Please join us on Monday April 1, 4:30-5:30 in Hamilton Library 3F, for a talk by CIS PhD students Jennifer Beamer, Stasha Gardasevic and Kelsea Hosoda.
In this seminar, the panelists will share their experiences in identifying, applying, and obtaining scholarships, grants, fellowships, TA/GAships, jobs, and conference funding. Each of the different funding sources will be contextualized from the perspective of PhD students. We will share the pros and cons of each of the funding types, provide anecdotes on funding for international students, and even address how the funding relates to taxes and student loans. We will conclude with a discussion on funding success stories and strategies for finding funding.
Jennifer Beamer is in her 4th year of the CIS program. Jennifer worked as an APT, and Faculty- Librarian At UH Manoa, for the majority of her program. She secured several small grants and scholarships for piloting her research, as well as for conference attendance to communicate the results. Her research is focused on organizations that support institutional repositories – large web-based digital-asset management systems, through which research institutions and universities can promote, preserve research, scholarship, and conference papers, both in Japan and the United States.

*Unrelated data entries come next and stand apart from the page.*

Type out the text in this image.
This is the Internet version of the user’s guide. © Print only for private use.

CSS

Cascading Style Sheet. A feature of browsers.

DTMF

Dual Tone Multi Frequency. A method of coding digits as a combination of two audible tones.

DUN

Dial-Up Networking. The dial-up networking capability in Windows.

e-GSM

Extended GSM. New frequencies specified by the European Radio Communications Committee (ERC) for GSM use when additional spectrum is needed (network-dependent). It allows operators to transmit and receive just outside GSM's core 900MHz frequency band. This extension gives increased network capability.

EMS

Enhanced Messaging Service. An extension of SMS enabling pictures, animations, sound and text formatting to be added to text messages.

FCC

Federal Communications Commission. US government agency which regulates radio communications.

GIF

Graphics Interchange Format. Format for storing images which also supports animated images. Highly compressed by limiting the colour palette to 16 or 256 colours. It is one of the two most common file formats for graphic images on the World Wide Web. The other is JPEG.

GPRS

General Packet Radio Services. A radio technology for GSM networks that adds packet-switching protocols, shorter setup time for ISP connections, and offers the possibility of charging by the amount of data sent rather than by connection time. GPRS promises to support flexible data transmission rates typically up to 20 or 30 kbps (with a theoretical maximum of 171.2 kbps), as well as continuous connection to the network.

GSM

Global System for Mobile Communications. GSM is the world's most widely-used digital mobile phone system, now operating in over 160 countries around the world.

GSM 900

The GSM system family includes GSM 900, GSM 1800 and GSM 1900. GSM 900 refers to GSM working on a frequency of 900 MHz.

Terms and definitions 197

Presently Jennifer works as the Scholarly Communications Coordinator (Librarian) at The Claremont Colleges, in Claremont, California.
Stanislava Gardasevic (Stasha) is a 3rd year international PhD student. She has been the TA for the CIS program for the first two years, and now she is a TA for LIS (teaching few library technology related courses). Her background is in digital librarianship and her research topic is related to creating and visualizing knowledge graph based information system for intended to help PhD students in their progress towards the degree.
Dr. Kelsea Kanohokuahiwi Hosoda is graduating from the CIS program this Spring 2019 semester. During her 4 years as a PhD student, she successfully obtained over $50,000 in scholarship funding and over $40,000 in grants. To fund her PhD and support her family she also worked as an elementary Hawaiian language teacher, a graduate teaching assistant for the Communications department, started her own educational consulting business, and is currently working as a graduate assistant in the School of Ocean and Earth Sciences and Technology. In the past year, she was fully funded to attend five conferences where she presented different portions of her dissertation research focused on improving information retrieval of Hawaiian language text documents using natural language processing techniques.